All data are expressed as mean ± SEM. Standard ANOVA procedures followed by multiple pairwise comparison adjusted with Bonferroni corrections were performed for cell viability assays. Unpaired Student's t-tests were used to analyse all the other results. Significance was considered at p < 0.05.
Isobolographic analysis was used to determine the effect of the combination between cisplatin and the G6PDH inhibitor 6-AN or DHEA. Isoboles are defined as iso-effect curves that show drug concentrations resulting in equal effect [45, 46]. From iso-effective curves it is possible to verify the presence of simple additivity, supra-additivity (synergism, i.e. when drug combination produces an effect greater than that predictable from each drug alone) or infra-additivity (antagonism). Isobolographic analysis was possible only for C13 and A431pt data; in 2008 cells the predominant effect produced by cisplatin hindered the overall effect.
We thank Stefano Lovison for computer assistance.

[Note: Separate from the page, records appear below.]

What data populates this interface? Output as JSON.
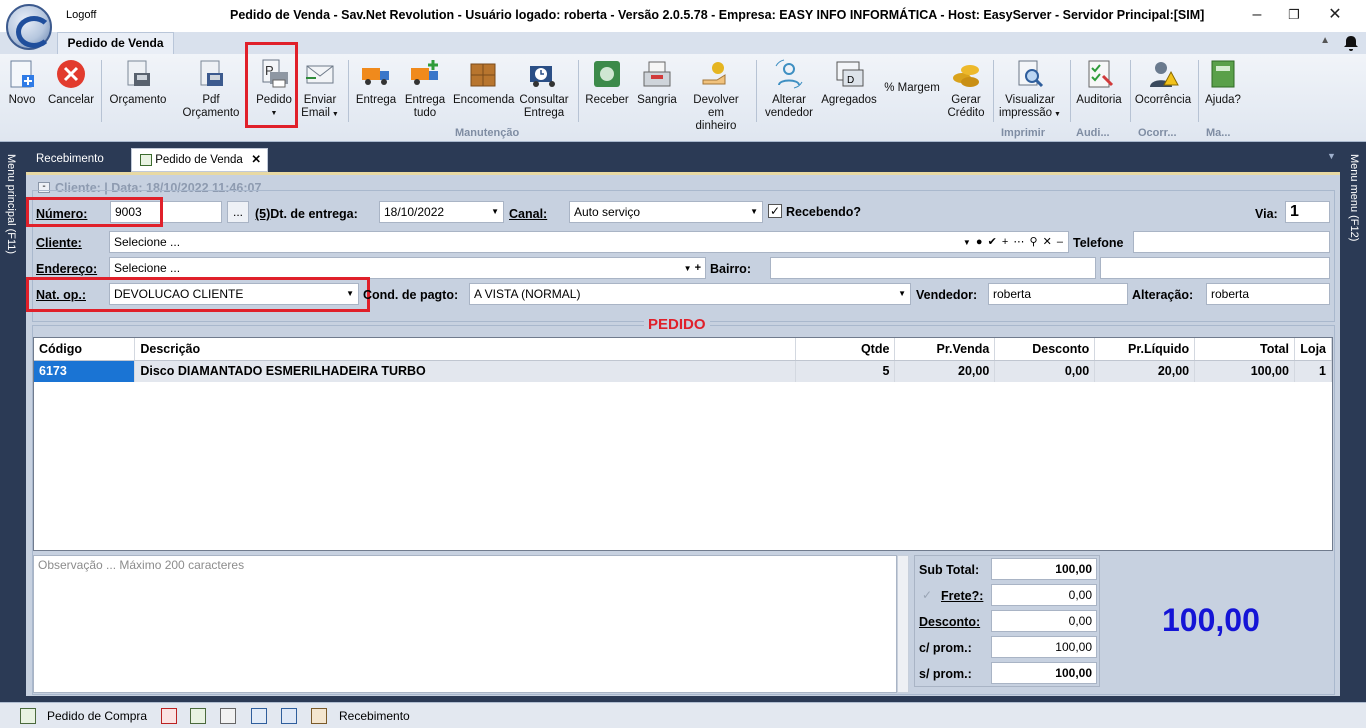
{
  "window": {
    "logoff": "Logoff",
    "title": "Pedido de Venda - Sav.Net Revolution - Usuário logado: roberta - Versão 2.0.5.78 - Empresa: EASY INFO INFORMÁTICA - Host: EasyServer - Servidor Principal:[SIM]"
  },
  "ribbon": {
    "tab": "Pedido de Venda",
    "buttons": {
      "novo": "Novo",
      "cancelar": "Cancelar",
      "orcamento": "Orçamento",
      "pdf_orcamento": "Pdf Orçamento",
      "pedido": "Pedido",
      "enviar_email_1": "Enviar",
      "enviar_email_2": "Email",
      "entrega": "Entrega",
      "entrega_tudo_1": "Entrega",
      "entrega_tudo_2": "tudo",
      "encomenda": "Encomenda",
      "consultar_entrega_1": "Consultar",
      "consultar_entrega_2": "Entrega",
      "receber": "Receber",
      "sangria": "Sangria",
      "devolver_1": "Devolver em",
      "devolver_2": "dinheiro",
      "alterar_vendedor_1": "Alterar",
      "alterar_vendedor_2": "vendedor",
      "agregados": "Agregados",
      "margem": "% Margem",
      "gerar_credito_1": "Gerar",
      "gerar_credito_2": "Crédito",
      "visualizar_1": "Visualizar",
      "visualizar_2": "impressão",
      "auditoria": "Auditoria",
      "ocorrencia": "Ocorrência",
      "ajuda": "Ajuda?"
    },
    "groups": {
      "manutencao": "Manutenção",
      "imprimir": "Imprimir",
      "audi": "Audi...",
      "ocorr": "Ocorr...",
      "ma": "Ma..."
    }
  },
  "side": {
    "left": "Menu principal (F11)",
    "right": "Menu menu (F12)"
  },
  "doc_tabs": {
    "recebimento": "Recebimento",
    "pedido_venda": "Pedido de Venda"
  },
  "form": {
    "cliente_header": "Cliente:  | Data: 18/10/2022 11:46:07",
    "numero_label": "Número:",
    "numero_value": "9003",
    "dots_button": "...",
    "dt_entrega_prefix": "(5)",
    "dt_entrega_label": "Dt. de entrega:",
    "dt_entrega_value": "18/10/2022",
    "canal_label": "Canal:",
    "canal_value": "Auto serviço",
    "recebendo_label": "Recebendo?",
    "via_label": "Via:",
    "via_value": "1",
    "cliente_label": "Cliente:",
    "cliente_value": "Selecione ...",
    "telefone_label": "Telefone",
    "endereco_label": "Endereço:",
    "endereco_value": "Selecione ...",
    "bairro_label": "Bairro:",
    "natop_label": "Nat. op.:",
    "natop_value": "DEVOLUCAO CLIENTE",
    "cond_label": "Cond. de pagto:",
    "cond_value": "A VISTA (NORMAL)",
    "vendedor_label": "Vendedor:",
    "vendedor_value": "roberta",
    "alteracao_label": "Alteração:",
    "alteracao_value": "roberta"
  },
  "pedido_title": "PEDIDO",
  "grid": {
    "headers": {
      "codigo": "Código",
      "descricao": "Descrição",
      "qtde": "Qtde",
      "prvenda": "Pr.Venda",
      "desconto": "Desconto",
      "prliquido": "Pr.Líquido",
      "total": "Total",
      "loja": "Loja"
    },
    "rows": [
      {
        "codigo": "6173",
        "descricao": "Disco DIAMANTADO ESMERILHADEIRA TURBO",
        "qtde": "5",
        "prvenda": "20,00",
        "desconto": "0,00",
        "prliquido": "20,00",
        "total": "100,00",
        "loja": "1"
      }
    ]
  },
  "observacao_placeholder": "Observação ... Máximo 200 caracteres",
  "totals": {
    "subtotal_label": "Sub Total:",
    "subtotal_value": "100,00",
    "frete_label": "Frete?:",
    "frete_value": "0,00",
    "desconto_label": "Desconto:",
    "desconto_value": "0,00",
    "cprom_label": "c/ prom.:",
    "cprom_value": "100,00",
    "sprom_label": "s/ prom.:",
    "sprom_value": "100,00",
    "grand_total": "100,00"
  },
  "statusbar": {
    "pedido_compra": "Pedido de Compra",
    "recebimento": "Recebimento"
  }
}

This work was financially supported by PRAT (University of Padova), grant no. CPDA124517/12 and MIUR grant no 60A04–0443. DC fellowship was supported by grant no. CPDR134012. AR was supported by the AIRC grant no. IG 15863 and by the University of Padova grant no. CPDA 123598.
CONFLICTS OF INTEREST
The authors declare no conflict of interest.